In 2017, the Scottish government had announced that it was setting in place a tobacco plan in order to become “smoke-free” by 2034. At the time, the University of Edinburgh and NHS Health Scotland had carried out an inquiry to determine whether efforts to reduce smoking were being effective. This had indicated that while the local tobacco control strategy was working, smoking continued to be a problem amongst low income communities.
“Yet, levels of smoking are still highest in Scotland’s most deprived areas, with 35% of people living in the most deprived areas smoking compared to 10% in the most affluent areas. It is clear that further action to reduce inequalities in smoking is necessary if the aim of making Scotland tobacco-free by 2034 is to be achieved,” he added.
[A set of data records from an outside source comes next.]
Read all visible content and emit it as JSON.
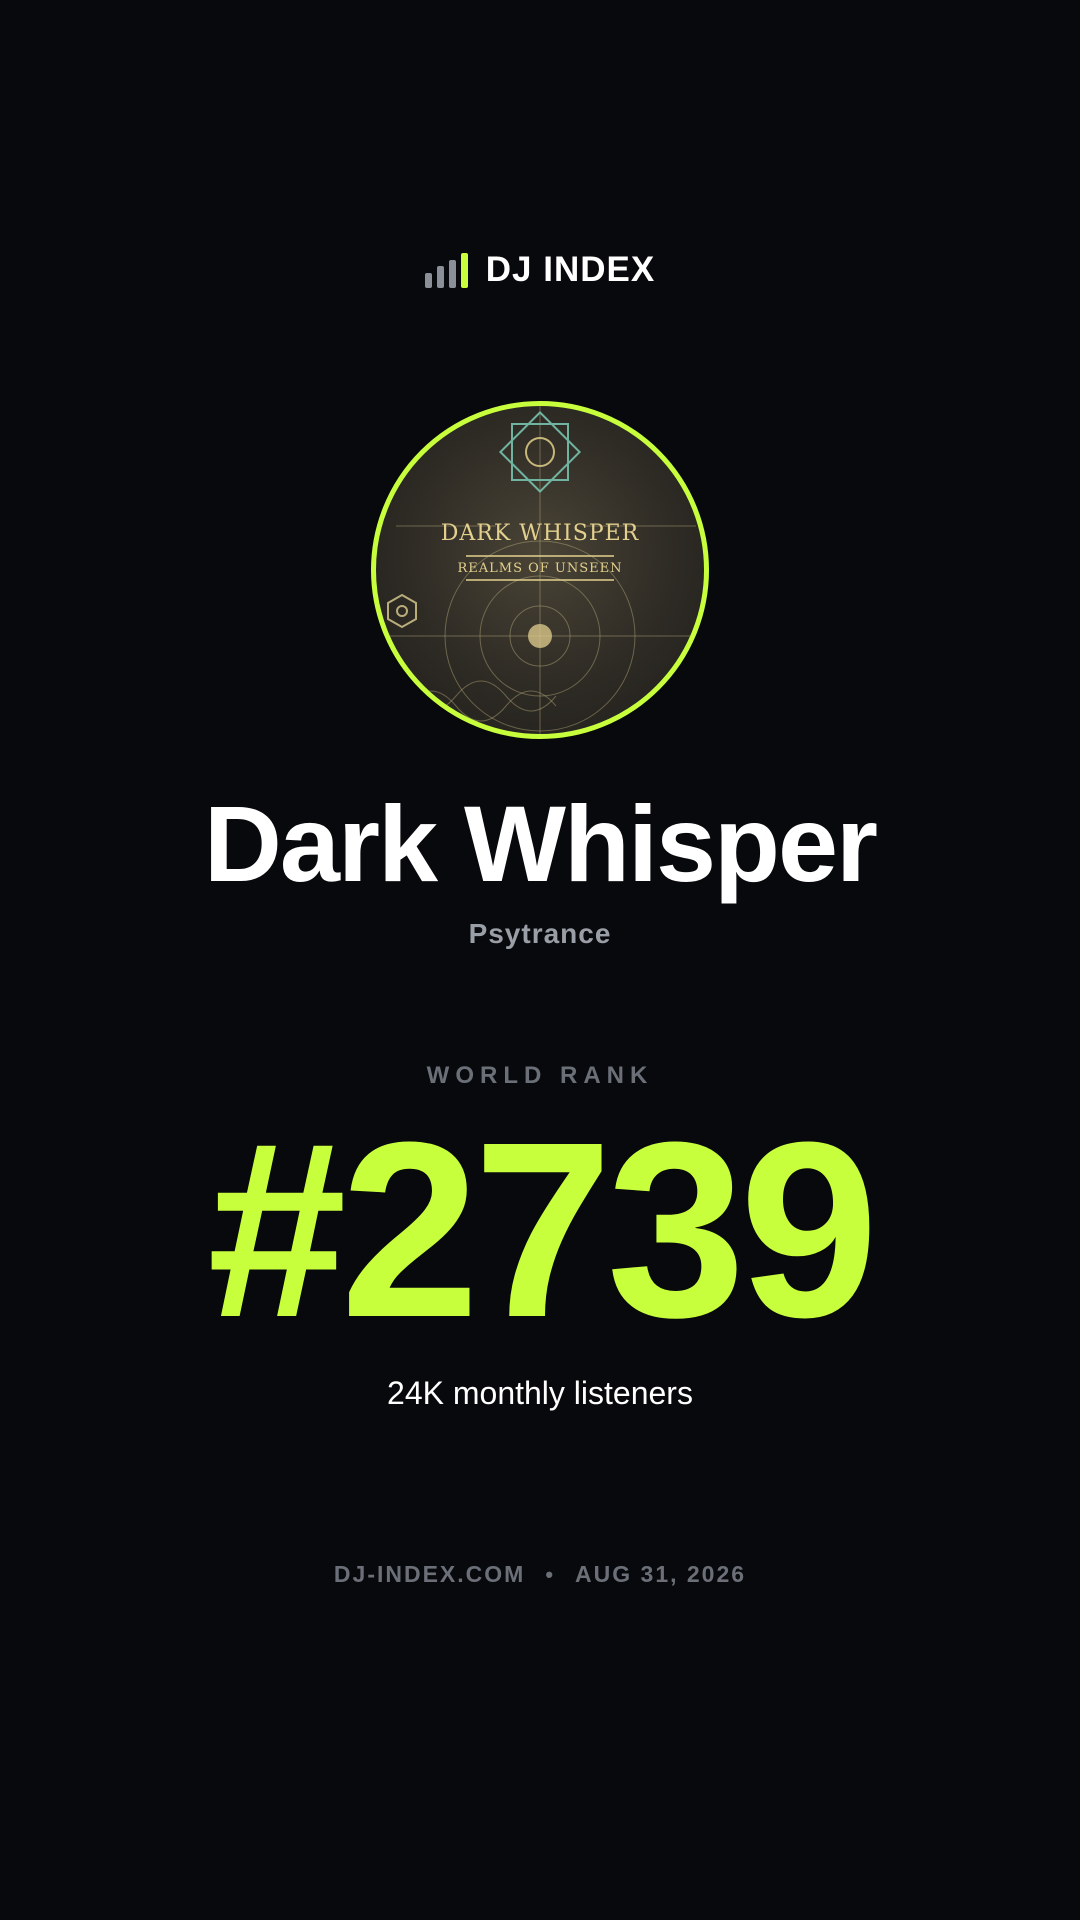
{
  "brand": {
    "name": "DJ INDEX",
    "icon": "bar-chart-icon",
    "accent_color": "#c8ff3c"
  },
  "artist": {
    "name": "Dark Whisper",
    "genre": "Psytrance",
    "avatar": {
      "artwork_title": "DARK WHISPER",
      "artwork_subtitle": "REALMS OF UNSEEN"
    }
  },
  "rank": {
    "label": "WORLD RANK",
    "value": "#2739"
  },
  "stats": {
    "listeners": "24K monthly listeners"
  },
  "footer": {
    "site": "DJ-INDEX.COM",
    "separator": "•",
    "date": "AUG 31, 2026"
  }
}
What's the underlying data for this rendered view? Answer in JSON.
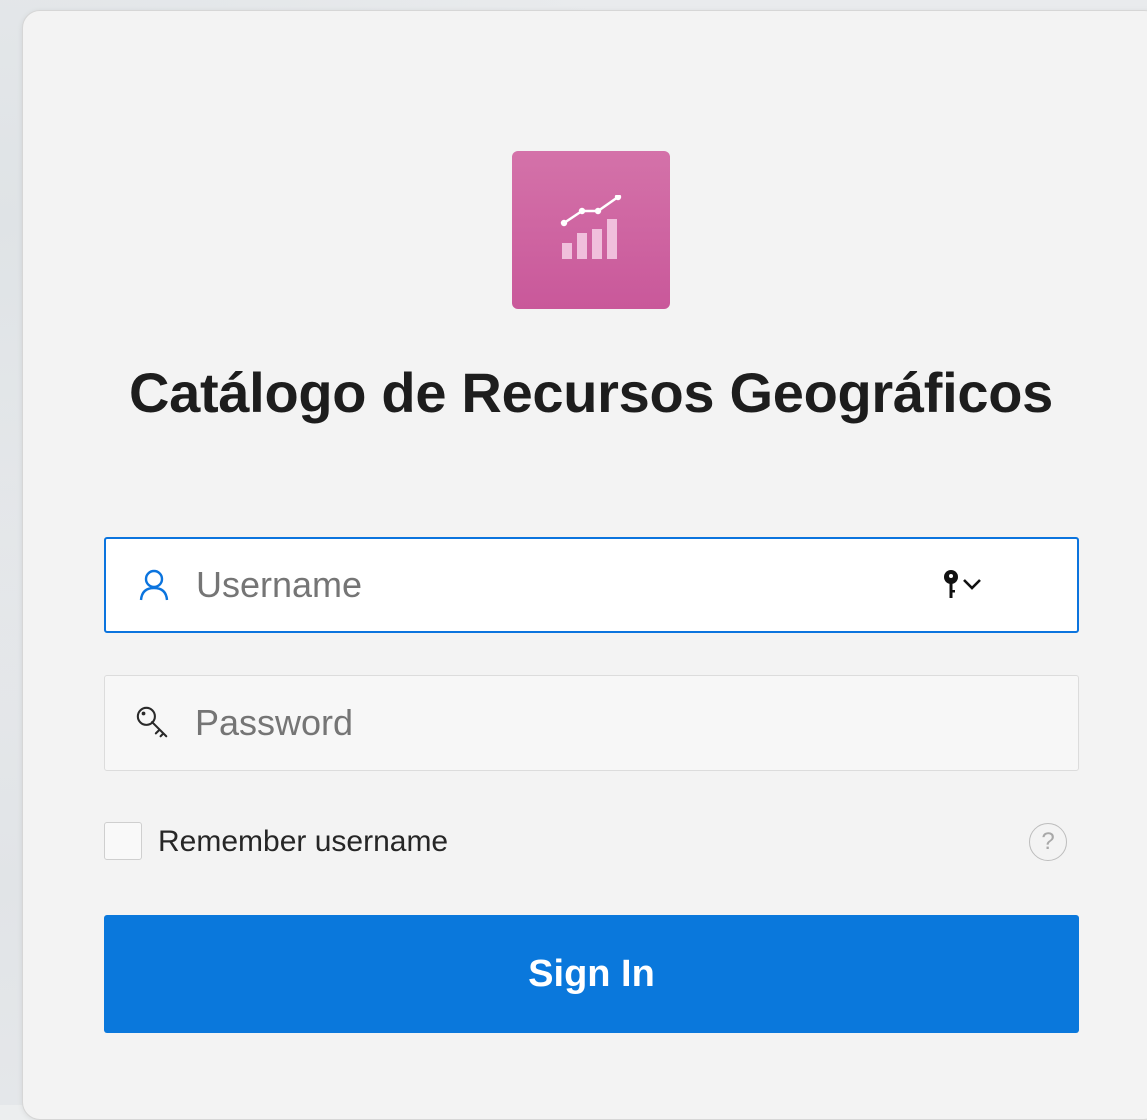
{
  "app": {
    "title": "Catálogo de Recursos Geográficos",
    "icon": "chart-bars-trend-icon",
    "icon_color": "#cf65a2"
  },
  "form": {
    "username": {
      "placeholder": "Username",
      "value": "",
      "icon": "user-icon",
      "accessory_icon": "keychain-autofill-icon",
      "focused": true
    },
    "password": {
      "placeholder": "Password",
      "value": "",
      "icon": "key-icon"
    },
    "remember": {
      "label": "Remember username",
      "checked": false
    },
    "help": {
      "symbol": "?"
    },
    "submit_label": "Sign In"
  },
  "colors": {
    "accent": "#0a78dc",
    "focus_border": "#0b74de",
    "card_background": "#f3f3f3"
  }
}
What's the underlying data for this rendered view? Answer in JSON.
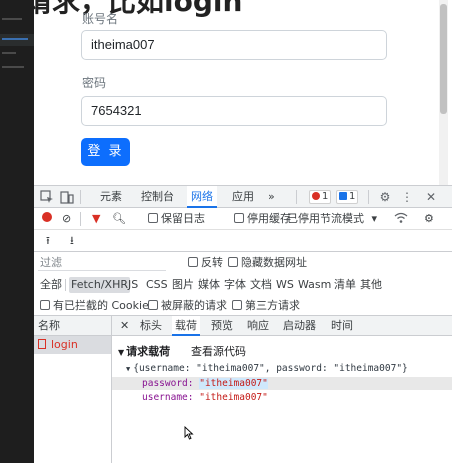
{
  "page": {
    "heading": "请求，比如login",
    "username_label": "账号名",
    "username_value": "itheima007",
    "password_label": "密码",
    "password_value": "7654321",
    "login_button": "登 录"
  },
  "devtools": {
    "tabs": [
      "元素",
      "控制台",
      "网络",
      "应用",
      "»"
    ],
    "active_tab": "网络",
    "error_count": "1",
    "message_count": "1",
    "toolbar": {
      "preserve_log": "保留日志",
      "disable_cache": "停用缓存",
      "throttling": "已停用节流模式"
    },
    "filter": {
      "placeholder": "过滤",
      "invert": "反转",
      "hide_data_urls": "隐藏数据网址"
    },
    "types": [
      "全部",
      "Fetch/XHR",
      "JS",
      "CSS",
      "图片",
      "媒体",
      "字体",
      "文档",
      "WS",
      "Wasm",
      "清单",
      "其他"
    ],
    "active_type": "Fetch/XHR",
    "blocked": {
      "blocked_cookies": "有已拦截的 Cookie",
      "blocked_requests": "被屏蔽的请求",
      "third_party": "第三方请求"
    },
    "request_list": {
      "header": "名称",
      "items": [
        "login"
      ]
    },
    "detail_tabs": [
      "标头",
      "载荷",
      "预览",
      "响应",
      "启动器",
      "时间"
    ],
    "active_detail_tab": "载荷",
    "payload": {
      "section_title": "请求载荷",
      "view_source": "查看源代码",
      "summary": "{username: \"itheima007\", password: \"itheima007\"}",
      "fields": [
        {
          "key": "password",
          "value": "\"itheima007\""
        },
        {
          "key": "username",
          "value": "\"itheima007\""
        }
      ]
    }
  }
}
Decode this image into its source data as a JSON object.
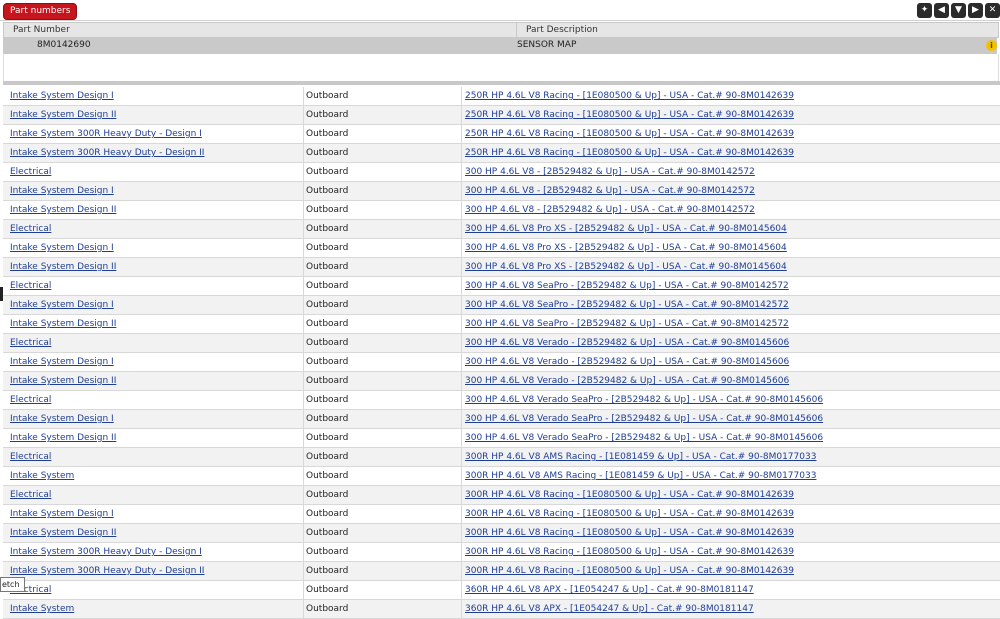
{
  "toolbar": {
    "part_numbers_label": "Part numbers",
    "icons": [
      "pin-icon",
      "previous-icon",
      "filter-icon",
      "next-icon",
      "close-icon"
    ]
  },
  "part_table": {
    "header_part_number": "Part Number",
    "header_part_description": "Part Description",
    "part_number": "8M0142690",
    "part_description": "SENSOR MAP"
  },
  "tooltip": "etch",
  "rows": [
    {
      "system": "Intake System Design I",
      "type": "Outboard",
      "model": "250R HP 4.6L V8 Racing - [1E080500 & Up] - USA - Cat.# 90-8M0142639"
    },
    {
      "system": "Intake System Design II",
      "type": "Outboard",
      "model": "250R HP 4.6L V8 Racing - [1E080500 & Up] - USA - Cat.# 90-8M0142639"
    },
    {
      "system": "Intake System 300R Heavy Duty - Design I",
      "type": "Outboard",
      "model": "250R HP 4.6L V8 Racing - [1E080500 & Up] - USA - Cat.# 90-8M0142639"
    },
    {
      "system": "Intake System 300R Heavy Duty - Design II",
      "type": "Outboard",
      "model": "250R HP 4.6L V8 Racing - [1E080500 & Up] - USA - Cat.# 90-8M0142639"
    },
    {
      "system": "Electrical",
      "type": "Outboard",
      "model": "300 HP 4.6L V8 - [2B529482 & Up] - USA - Cat.# 90-8M0142572"
    },
    {
      "system": "Intake System Design I",
      "type": "Outboard",
      "model": "300 HP 4.6L V8 - [2B529482 & Up] - USA - Cat.# 90-8M0142572"
    },
    {
      "system": "Intake System Design II",
      "type": "Outboard",
      "model": "300 HP 4.6L V8 - [2B529482 & Up] - USA - Cat.# 90-8M0142572"
    },
    {
      "system": "Electrical",
      "type": "Outboard",
      "model": "300 HP 4.6L V8 Pro XS - [2B529482 & Up] - USA - Cat.# 90-8M0145604"
    },
    {
      "system": "Intake System Design I",
      "type": "Outboard",
      "model": "300 HP 4.6L V8 Pro XS - [2B529482 & Up] - USA - Cat.# 90-8M0145604"
    },
    {
      "system": "Intake System Design II",
      "type": "Outboard",
      "model": "300 HP 4.6L V8 Pro XS - [2B529482 & Up] - USA - Cat.# 90-8M0145604"
    },
    {
      "system": "Electrical",
      "type": "Outboard",
      "model": "300 HP 4.6L V8 SeaPro - [2B529482 & Up] - USA - Cat.# 90-8M0142572"
    },
    {
      "system": "Intake System Design I",
      "type": "Outboard",
      "model": "300 HP 4.6L V8 SeaPro - [2B529482 & Up] - USA - Cat.# 90-8M0142572"
    },
    {
      "system": "Intake System Design II",
      "type": "Outboard",
      "model": "300 HP 4.6L V8 SeaPro - [2B529482 & Up] - USA - Cat.# 90-8M0142572"
    },
    {
      "system": "Electrical",
      "type": "Outboard",
      "model": "300 HP 4.6L V8 Verado - [2B529482 & Up] - USA - Cat.# 90-8M0145606"
    },
    {
      "system": "Intake System Design I",
      "type": "Outboard",
      "model": "300 HP 4.6L V8 Verado - [2B529482 & Up] - USA - Cat.# 90-8M0145606"
    },
    {
      "system": "Intake System Design II",
      "type": "Outboard",
      "model": "300 HP 4.6L V8 Verado - [2B529482 & Up] - USA - Cat.# 90-8M0145606"
    },
    {
      "system": "Electrical",
      "type": "Outboard",
      "model": "300 HP 4.6L V8 Verado SeaPro - [2B529482 & Up] - USA - Cat.# 90-8M0145606"
    },
    {
      "system": "Intake System Design I",
      "type": "Outboard",
      "model": "300 HP 4.6L V8 Verado SeaPro - [2B529482 & Up] - USA - Cat.# 90-8M0145606"
    },
    {
      "system": "Intake System Design II",
      "type": "Outboard",
      "model": "300 HP 4.6L V8 Verado SeaPro - [2B529482 & Up] - USA - Cat.# 90-8M0145606"
    },
    {
      "system": "Electrical",
      "type": "Outboard",
      "model": "300R HP 4.6L V8 AMS Racing - [1E081459 & Up] - USA - Cat.# 90-8M0177033"
    },
    {
      "system": "Intake System",
      "type": "Outboard",
      "model": "300R HP 4.6L V8 AMS Racing - [1E081459 & Up] - USA - Cat.# 90-8M0177033"
    },
    {
      "system": "Electrical",
      "type": "Outboard",
      "model": "300R HP 4.6L V8 Racing - [1E080500 & Up] - USA - Cat.# 90-8M0142639"
    },
    {
      "system": "Intake System Design I",
      "type": "Outboard",
      "model": "300R HP 4.6L V8 Racing - [1E080500 & Up] - USA - Cat.# 90-8M0142639"
    },
    {
      "system": "Intake System Design II",
      "type": "Outboard",
      "model": "300R HP 4.6L V8 Racing - [1E080500 & Up] - USA - Cat.# 90-8M0142639"
    },
    {
      "system": "Intake System 300R Heavy Duty - Design I",
      "type": "Outboard",
      "model": "300R HP 4.6L V8 Racing - [1E080500 & Up] - USA - Cat.# 90-8M0142639"
    },
    {
      "system": "Intake System 300R Heavy Duty - Design II",
      "type": "Outboard",
      "model": "300R HP 4.6L V8 Racing - [1E080500 & Up] - USA - Cat.# 90-8M0142639"
    },
    {
      "system": "Electrical",
      "type": "Outboard",
      "model": "360R HP 4.6L V8 APX - [1E054247 & Up] - Cat.# 90-8M0181147"
    },
    {
      "system": "Intake System",
      "type": "Outboard",
      "model": "360R HP 4.6L V8 APX - [1E054247 & Up] - Cat.# 90-8M0181147"
    }
  ]
}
Smoking rates would need to be dropping twice as fast
Sadly three years later, this seems to still be the case. A recent CRUK analysis has suggested that 12% of adults could still be smokers by 2034 if smoking rates keep declining at the current rate. The charity added that in order for the goal to be achieved smoking rates would need to drop almost twice as fast, with the number of smokers needing to drop by 585,000 from the current amount.
Meanwhile, suggested the analysis, 10% of people in the poorer communities could still be smoking by 2050, as while 2018 data indicate that 19% of all adults still smoke, the smoking rate in the most deprived parts of Scotland was at a high 32%. Additionally, for the first time in seven years, the total number of smokers has increased, from 806,817 in 2017-18 to 808,829 in 2018-19.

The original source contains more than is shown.